The CoCa framework demonstrates that a single transformer network with multimodal decoders, joint contrastive + autoregressive objective, and task-specific poolers can subsume the functionalities of dual-encoder CLIP, encoder-decoder captioners, and vision-language understanding models. This consolidation brings several advantages:

Unified training: Both contrastive and generative skills emerge from a single training run and model graph, with minimal computational overhead.
Multi-protocol adaptation: CoCa supports zero-shot transfer, frozen-feature evaluation, and feature-finetuning with or without PEFT.
Lightweight adaptation: Task-specific poolers and parameter-efficient adaptation (e.g., LoRA) allow rapid deployment in specialized or low-resource settings.

However, certain limitations persist:

Pretraining Data Scale: CoCa depends on extremely large and diverse datasets, raising scaling, distribution, and bias concerns.
Computational Cost: Training is resource-intensive, requiring weeks on large TPU/GPU clusters for SOTA variants.
Real-world Robustness: Distribution shift and robustness to domain corruptions require deeper exploration.

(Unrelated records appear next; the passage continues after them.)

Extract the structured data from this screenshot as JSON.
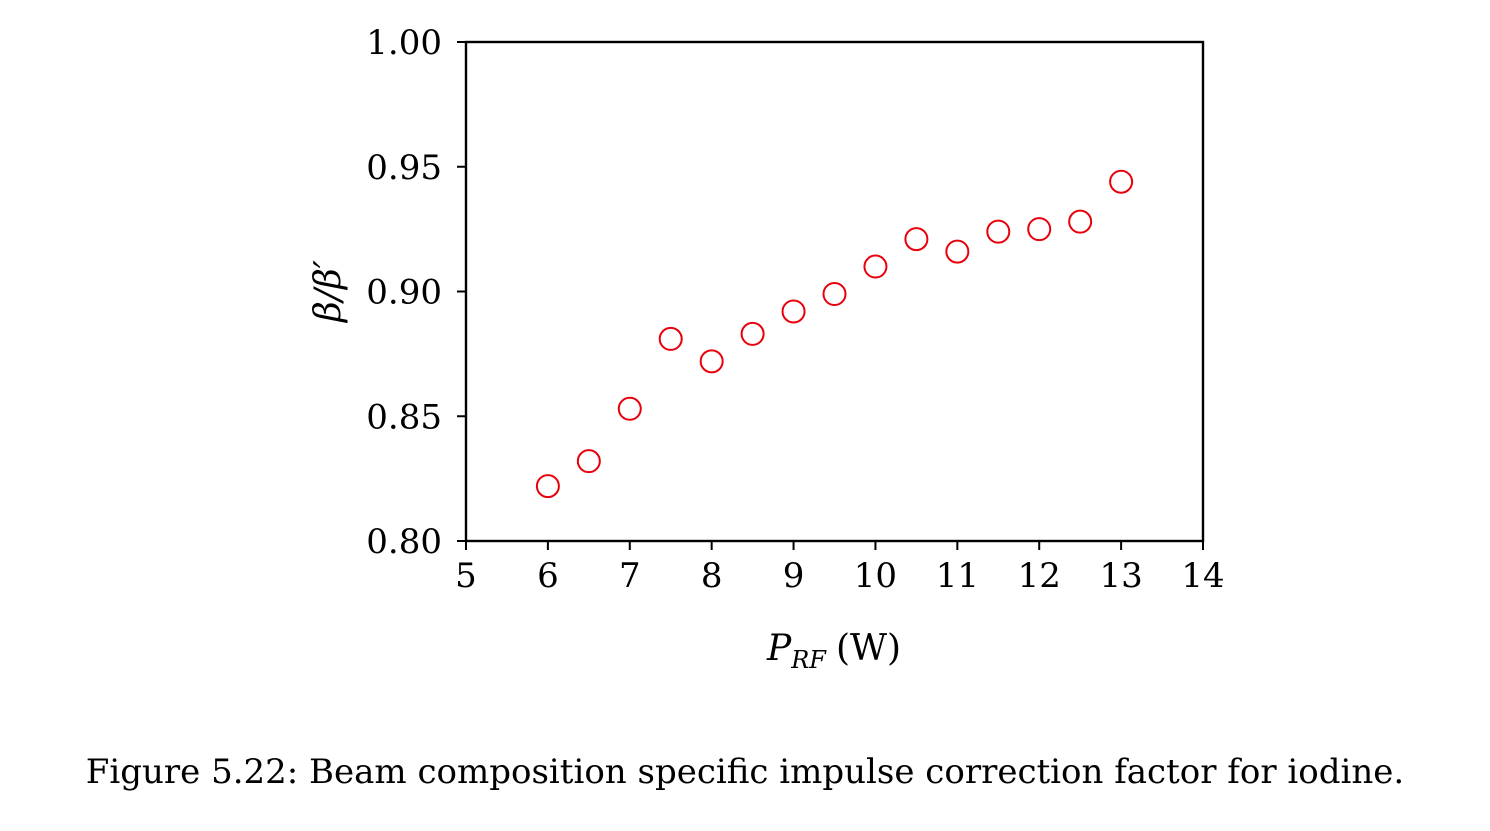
{
  "chart_data": {
    "type": "scatter",
    "xlabel": "P_RF (W)",
    "xlabel_main": "P",
    "xlabel_sub": "RF",
    "xlabel_unit": "(W)",
    "ylabel": "β/β′",
    "xlim": [
      5,
      14
    ],
    "ylim": [
      0.8,
      1.0
    ],
    "xticks": [
      "5",
      "6",
      "7",
      "8",
      "9",
      "10",
      "11",
      "12",
      "13",
      "14"
    ],
    "yticks": [
      "0.80",
      "0.85",
      "0.90",
      "0.95",
      "1.00"
    ],
    "grid": false,
    "marker_color": "#e8000b",
    "series": [
      {
        "x": [
          6,
          6.5,
          7,
          7.5,
          8,
          8.5,
          9,
          9.5,
          10,
          10.5,
          11,
          11.5,
          12,
          12.5,
          13
        ],
        "y": [
          0.822,
          0.832,
          0.853,
          0.881,
          0.872,
          0.883,
          0.892,
          0.899,
          0.91,
          0.921,
          0.916,
          0.924,
          0.925,
          0.928,
          0.944
        ]
      }
    ]
  },
  "caption": "Figure 5.22: Beam composition specific impulse correction factor for iodine."
}
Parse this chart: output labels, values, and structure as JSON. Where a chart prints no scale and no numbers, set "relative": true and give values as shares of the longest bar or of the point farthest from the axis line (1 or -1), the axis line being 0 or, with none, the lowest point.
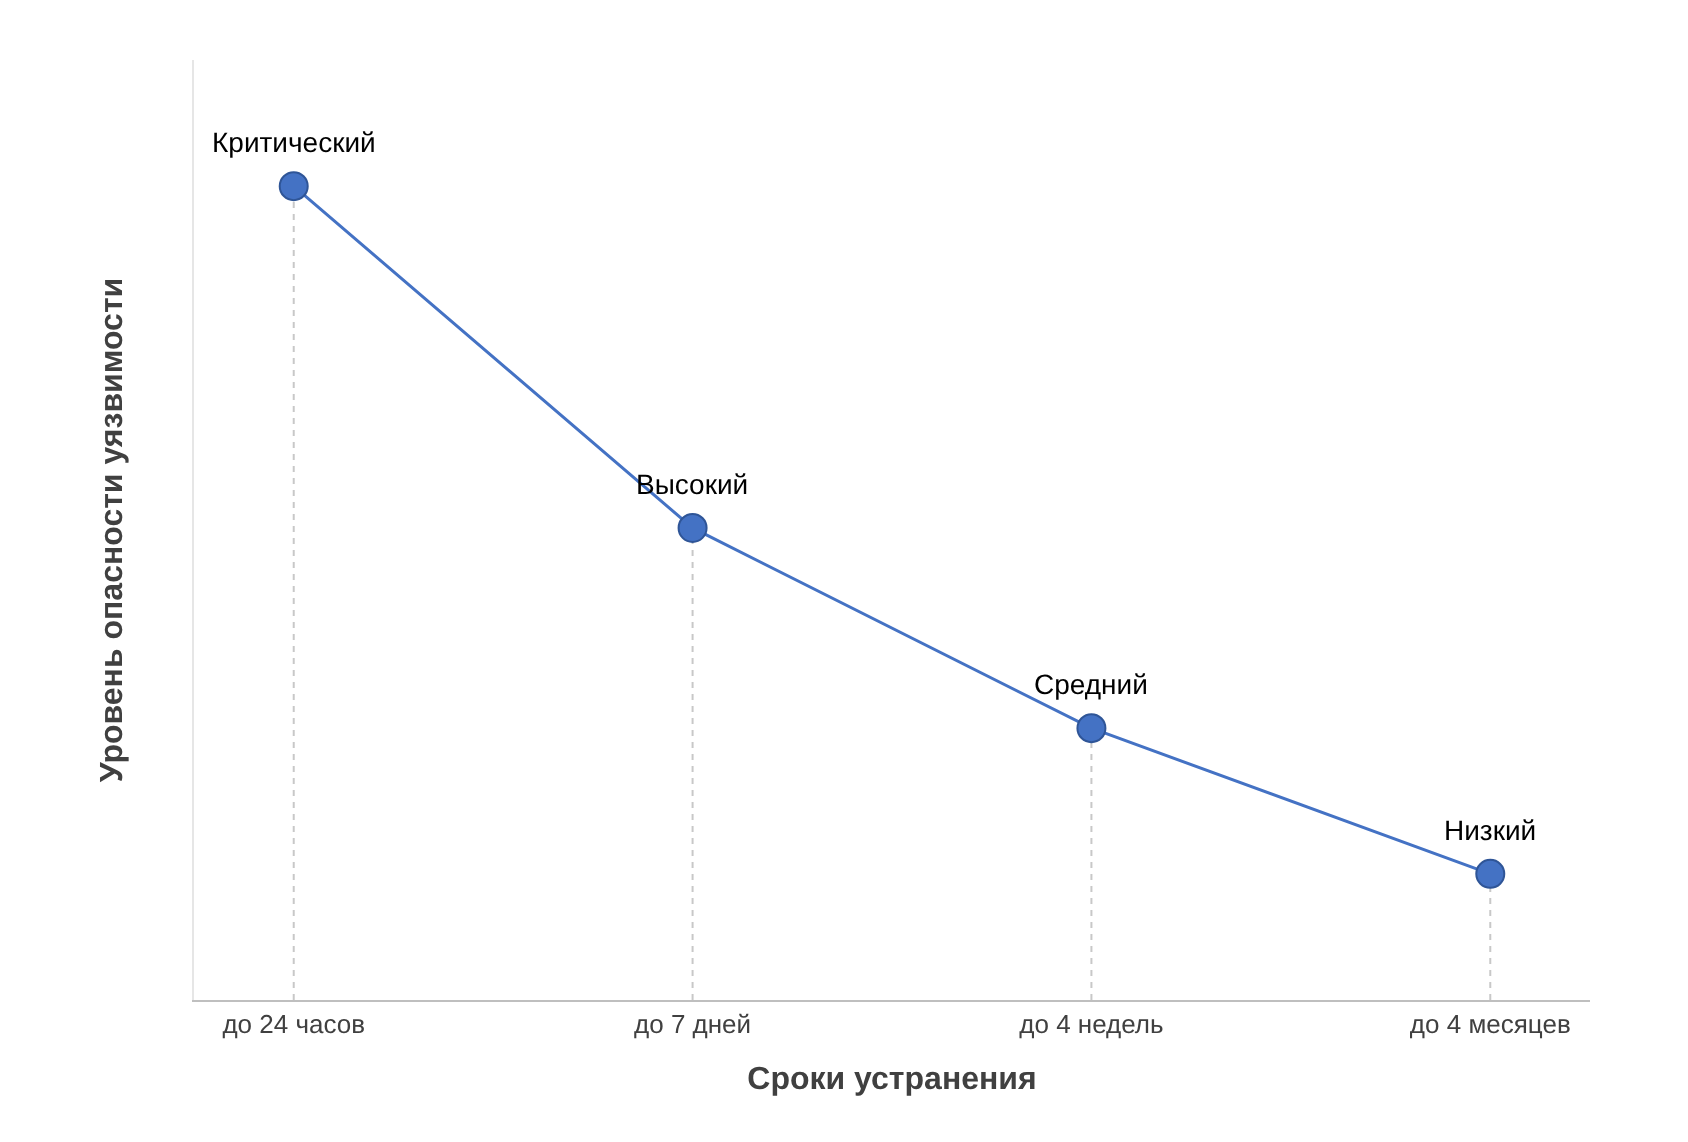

Future directions include scaling to additional modalities (audio, video), leveraging domain annotation pipelines (as in CoCa-CXR for medical tasks), integrating more advanced LLM mechanisms, and exploring data-efficient or distillation-based scaling strategies (Yu et al., 2022, Ma et al., 4 Jan 2024, Patock et al., 24 Jul 2025, Narasinghe et al., 14 Dec 2025, Chen et al., 27 Feb 2025).